No domingo (09), cerca de 250 paulistanos entraram em vagões do metrô sem as calças. Participantes do No Pants Subway Ride (Passeio de Metrô Sem Calças), os meio-pelados foram da estação Luz até a Consolação e depois desceram a rua Augusta.

Combinado pela internet em comunidades do Orkut e divulgado em blogs temáticos, o flash mob No Pants Subway Ride de São Paulo aconteceu na tarde ensolarada do último domingo, mesmo dia em que acontece em mais de 50 cidades ao redor do mundo.

Domingo sem calças

Eu e o glorioso fotógrafo do Portal Virgula, Gabriel Quintão, vestimos nossas melhores cuecas para fazer hora extra em uma (des)cobertura dominical. As cuecas na verdade eram para a São Silvestre Gay, mas não conseguimos acompanhar o evento que foi puro luxo, bem com as últimas 29 edições!

Chegamos à estação Luz exatamente às 4:20 da tarde. Uma aglomeração atípica na plataforma já denunciava o furdunço que estava por vir. Eram cerca de 50 jovens com olhinhos brilhando de ansiedade para sacar as peças de roupa.

Um pouco diferente do que acontecia nas primeiras edições gringas, em que a ideia era ficar sem calças como se nada estivesse acontecendo, a capital paulista trouxe um pouco da carnavalização que é peculiar aos nossos eventos.
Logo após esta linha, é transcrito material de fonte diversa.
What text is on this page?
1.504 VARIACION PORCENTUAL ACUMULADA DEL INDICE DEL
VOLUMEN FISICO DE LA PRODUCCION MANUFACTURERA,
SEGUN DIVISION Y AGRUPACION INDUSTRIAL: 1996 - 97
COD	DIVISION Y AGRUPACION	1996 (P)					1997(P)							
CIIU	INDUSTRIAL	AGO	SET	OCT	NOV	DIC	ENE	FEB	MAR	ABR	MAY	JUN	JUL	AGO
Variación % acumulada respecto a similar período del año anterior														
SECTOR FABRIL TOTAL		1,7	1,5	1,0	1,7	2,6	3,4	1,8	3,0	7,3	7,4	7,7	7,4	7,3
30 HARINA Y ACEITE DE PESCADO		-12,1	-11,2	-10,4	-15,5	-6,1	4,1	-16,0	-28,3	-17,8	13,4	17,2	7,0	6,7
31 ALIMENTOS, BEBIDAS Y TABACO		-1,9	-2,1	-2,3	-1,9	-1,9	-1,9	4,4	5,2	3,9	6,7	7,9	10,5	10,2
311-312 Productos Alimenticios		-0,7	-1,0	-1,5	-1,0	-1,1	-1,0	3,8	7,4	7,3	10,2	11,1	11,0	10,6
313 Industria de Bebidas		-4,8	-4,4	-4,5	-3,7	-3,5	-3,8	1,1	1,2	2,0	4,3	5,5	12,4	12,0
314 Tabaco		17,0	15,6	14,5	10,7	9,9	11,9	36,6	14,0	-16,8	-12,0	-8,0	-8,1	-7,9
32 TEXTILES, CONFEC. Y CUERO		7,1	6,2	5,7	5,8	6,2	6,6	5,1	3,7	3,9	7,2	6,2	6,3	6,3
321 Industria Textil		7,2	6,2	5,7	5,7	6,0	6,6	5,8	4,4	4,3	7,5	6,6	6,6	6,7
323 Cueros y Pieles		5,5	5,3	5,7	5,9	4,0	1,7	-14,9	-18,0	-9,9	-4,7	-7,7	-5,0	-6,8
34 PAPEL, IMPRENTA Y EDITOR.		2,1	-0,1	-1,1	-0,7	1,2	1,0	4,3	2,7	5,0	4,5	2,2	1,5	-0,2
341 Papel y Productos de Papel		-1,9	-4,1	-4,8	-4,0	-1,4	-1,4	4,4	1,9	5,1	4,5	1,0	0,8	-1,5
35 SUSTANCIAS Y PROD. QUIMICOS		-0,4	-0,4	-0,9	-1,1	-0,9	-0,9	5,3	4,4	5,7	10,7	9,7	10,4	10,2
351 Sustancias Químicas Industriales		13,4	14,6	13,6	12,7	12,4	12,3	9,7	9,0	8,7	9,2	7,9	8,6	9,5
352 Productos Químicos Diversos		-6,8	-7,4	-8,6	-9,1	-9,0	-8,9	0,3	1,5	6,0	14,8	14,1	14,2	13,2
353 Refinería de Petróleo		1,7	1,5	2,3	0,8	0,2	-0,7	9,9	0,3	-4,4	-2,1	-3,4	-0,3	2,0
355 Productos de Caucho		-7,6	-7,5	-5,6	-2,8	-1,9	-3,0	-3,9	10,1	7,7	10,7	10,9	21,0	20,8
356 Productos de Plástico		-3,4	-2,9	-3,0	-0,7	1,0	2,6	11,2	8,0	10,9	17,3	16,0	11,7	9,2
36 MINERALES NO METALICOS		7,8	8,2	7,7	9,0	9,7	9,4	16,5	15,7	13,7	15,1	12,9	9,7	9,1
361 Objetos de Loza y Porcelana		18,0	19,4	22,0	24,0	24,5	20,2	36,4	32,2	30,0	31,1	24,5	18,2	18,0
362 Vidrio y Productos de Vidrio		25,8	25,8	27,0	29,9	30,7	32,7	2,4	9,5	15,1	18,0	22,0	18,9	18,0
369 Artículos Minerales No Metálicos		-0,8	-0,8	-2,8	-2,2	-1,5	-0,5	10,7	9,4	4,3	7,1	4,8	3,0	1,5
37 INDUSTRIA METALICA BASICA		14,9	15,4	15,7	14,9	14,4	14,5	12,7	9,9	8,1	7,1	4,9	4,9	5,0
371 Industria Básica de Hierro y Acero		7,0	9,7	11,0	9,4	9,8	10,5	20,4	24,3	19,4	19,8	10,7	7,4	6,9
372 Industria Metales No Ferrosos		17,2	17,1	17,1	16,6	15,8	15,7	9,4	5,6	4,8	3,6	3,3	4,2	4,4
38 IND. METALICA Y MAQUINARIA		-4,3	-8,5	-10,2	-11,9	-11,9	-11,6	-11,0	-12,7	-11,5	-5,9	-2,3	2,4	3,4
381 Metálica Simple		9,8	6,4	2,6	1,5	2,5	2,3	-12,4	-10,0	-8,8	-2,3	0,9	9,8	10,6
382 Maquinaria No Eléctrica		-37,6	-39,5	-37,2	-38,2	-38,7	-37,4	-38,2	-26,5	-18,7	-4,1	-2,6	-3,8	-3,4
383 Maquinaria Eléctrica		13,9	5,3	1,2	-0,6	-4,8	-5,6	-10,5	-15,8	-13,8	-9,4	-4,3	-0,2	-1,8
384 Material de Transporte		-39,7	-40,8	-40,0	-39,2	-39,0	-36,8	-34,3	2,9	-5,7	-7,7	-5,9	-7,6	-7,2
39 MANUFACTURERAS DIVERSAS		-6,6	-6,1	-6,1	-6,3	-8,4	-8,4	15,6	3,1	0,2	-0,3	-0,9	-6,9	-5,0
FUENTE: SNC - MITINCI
Por mais que a divulgação pretendesse fazer um No Pants mais discreto do que aquele que a galera do Pânico acompanhou em 2010, as 250 pessoas não conseguiam se conter e trocaram várias vezes de vagão.

Em uma dessas trocas consegui viajar em um silencioso vagão só com gente vestida, e não pude evitar de ouvir a conversa de uma passageira ao telefone. Vera contava à irmã a situação que tinha acabado de passar, sem ter a menor noção do que estava acontecendo.

“Vi muita gente assim hoje, desde a zona leste tinha um pessoal sem calças. Um cara que estava do meu lado falou: Tá todo mundo tirando, vou tirar também”, contou. Se sentindo agredida, Vera atacou os participantes que, segundo ela, eram asquerosos.

“Barriga pendurada, celulite, bundinha magra chupada, perninha fina…” foram alguns dos adjetivos usados por Vera, que negou ser moralista. Completamente vestida, ela finalizou com uma frase que faz a gente refletir: “O belo é bonito de se ver”.

Quando chegamos à estação Paraíso, os “organizadores” (nenhum deles se assumiu organizador de verdade, mas coordenavam a turba ignara) disseram que a procissão seguiria até a estação Consolação.

o motivo oculto para essa decisão é quantidade de barzinhos que a região da Rua Augusta disponibiliza, e os blogeiros mais animados só organizaram essa parada para conseguir ver bundinhas à vontade e convidar seus portadores e portadoras para uma cerveja refrescante. Tudo por água abaixo, apesar do calor e das bundinhas de fora, o evento recheado de menores de idade foi apenas lúdico e familiar. Brincadeira, viu gente, ninguém foi para lá com más intenções.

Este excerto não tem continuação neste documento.